For every nation broken by geopolitics, there’s always a Marc Rich waiting in the wings. Someone with no allegiance but to arbitrage. Someone who thrives on black markets, shady regimes, and embargo loopholes. Someone who understands that political chaos isn’t a bug—it’s a feature.
The Real Takeaway
Why does any of this matter in 2025?
Because the global oil market—and, frankly, every commodity market—is still built on these same foundations of manipulation, backchannel deals, and geopolitical sleight-of-hand.
Sanctions? Arbitrage opportunity.
Conflict? Price volatility.
Political chaos? Perfect cover for off-book profits.

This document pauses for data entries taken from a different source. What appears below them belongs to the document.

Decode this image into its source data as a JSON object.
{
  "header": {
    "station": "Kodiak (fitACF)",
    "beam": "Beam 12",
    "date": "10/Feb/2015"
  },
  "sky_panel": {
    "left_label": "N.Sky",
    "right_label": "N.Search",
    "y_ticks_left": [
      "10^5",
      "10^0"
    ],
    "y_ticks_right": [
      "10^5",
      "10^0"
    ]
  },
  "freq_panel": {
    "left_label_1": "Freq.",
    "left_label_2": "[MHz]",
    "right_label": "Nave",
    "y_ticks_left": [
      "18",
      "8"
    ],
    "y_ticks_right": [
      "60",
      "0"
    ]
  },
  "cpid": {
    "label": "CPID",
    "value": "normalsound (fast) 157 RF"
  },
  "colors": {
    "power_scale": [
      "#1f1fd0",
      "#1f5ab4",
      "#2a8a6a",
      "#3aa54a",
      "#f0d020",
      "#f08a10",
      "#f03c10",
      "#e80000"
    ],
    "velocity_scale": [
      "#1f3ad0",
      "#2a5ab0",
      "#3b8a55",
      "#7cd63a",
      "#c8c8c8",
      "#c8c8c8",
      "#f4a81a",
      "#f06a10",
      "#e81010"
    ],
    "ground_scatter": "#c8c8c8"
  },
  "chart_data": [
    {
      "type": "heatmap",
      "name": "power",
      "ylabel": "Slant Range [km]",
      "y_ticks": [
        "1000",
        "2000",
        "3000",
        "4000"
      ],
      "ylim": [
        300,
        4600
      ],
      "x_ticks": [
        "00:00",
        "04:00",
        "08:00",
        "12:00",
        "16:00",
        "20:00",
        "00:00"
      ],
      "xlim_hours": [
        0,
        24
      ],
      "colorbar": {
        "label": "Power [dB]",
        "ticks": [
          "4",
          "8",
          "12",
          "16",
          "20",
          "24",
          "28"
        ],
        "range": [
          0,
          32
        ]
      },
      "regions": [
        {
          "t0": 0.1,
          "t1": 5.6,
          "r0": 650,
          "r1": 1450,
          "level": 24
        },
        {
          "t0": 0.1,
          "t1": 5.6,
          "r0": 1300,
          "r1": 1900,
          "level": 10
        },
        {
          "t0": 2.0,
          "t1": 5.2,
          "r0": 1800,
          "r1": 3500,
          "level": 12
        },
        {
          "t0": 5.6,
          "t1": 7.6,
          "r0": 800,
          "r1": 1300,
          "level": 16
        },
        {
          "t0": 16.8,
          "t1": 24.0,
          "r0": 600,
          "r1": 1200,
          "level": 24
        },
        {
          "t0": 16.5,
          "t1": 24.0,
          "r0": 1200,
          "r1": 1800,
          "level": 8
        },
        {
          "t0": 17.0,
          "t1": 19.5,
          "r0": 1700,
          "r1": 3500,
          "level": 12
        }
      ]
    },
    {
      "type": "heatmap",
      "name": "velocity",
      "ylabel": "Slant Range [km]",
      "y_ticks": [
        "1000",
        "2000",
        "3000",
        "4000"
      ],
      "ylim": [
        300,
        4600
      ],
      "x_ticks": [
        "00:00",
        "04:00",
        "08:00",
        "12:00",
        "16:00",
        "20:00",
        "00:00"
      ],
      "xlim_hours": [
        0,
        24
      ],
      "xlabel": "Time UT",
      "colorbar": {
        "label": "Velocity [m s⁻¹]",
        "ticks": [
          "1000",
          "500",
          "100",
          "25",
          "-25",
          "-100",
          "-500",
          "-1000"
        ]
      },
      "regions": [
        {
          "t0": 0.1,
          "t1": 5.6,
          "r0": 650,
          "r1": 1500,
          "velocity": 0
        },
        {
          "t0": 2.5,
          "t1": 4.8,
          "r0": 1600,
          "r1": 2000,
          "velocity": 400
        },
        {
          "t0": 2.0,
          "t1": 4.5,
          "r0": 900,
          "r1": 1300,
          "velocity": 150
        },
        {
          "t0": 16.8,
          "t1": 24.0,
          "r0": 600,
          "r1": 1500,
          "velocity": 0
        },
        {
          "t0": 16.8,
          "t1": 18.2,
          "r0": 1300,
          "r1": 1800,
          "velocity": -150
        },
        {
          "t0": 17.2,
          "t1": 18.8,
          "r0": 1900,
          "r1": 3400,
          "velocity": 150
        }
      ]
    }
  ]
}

Iran is back in the headlines, this time for getting hit by Israeli jets in Operation Rising Lion. Western leaders call for “stability.” Investors eye oil prices nervously. And somewhere, in a Swiss chalet or a Singapore boardroom, the modern-day Marc Riches are gaming out how to trade the bloodshed.
And honestly… ruthlessly… so should you. Never in a sanctions-busting, illegal way. Only in a completely legal way. Just trade what this crazy market gives you to protect your family’s wealth.
As I’ve said many times before, you can’t save the world, but you can save yourself.
The game hasn’t changed—just the players. Be a player, and play the game well.
Wrap Up
The West toppled a democratic government in 1953 to secure cheaper oil. That choice led to revolution, repression, terrorism, and nuclear brinkmanship.
Meanwhile, Marc Rich made sure that even enemies could still do business.
So the next time you hear a State Department spokesperson talk about promoting democracy, or a Treasury official touting airtight sanctions, remember:
Mossadegh died under house arrest.
The Shah fled with U.S. backing.
Khomeini declared war on the West.
Marc Rich bought a bigger Swiss chalet.
Be Marc Rich, albeit a squeaky clean version of him.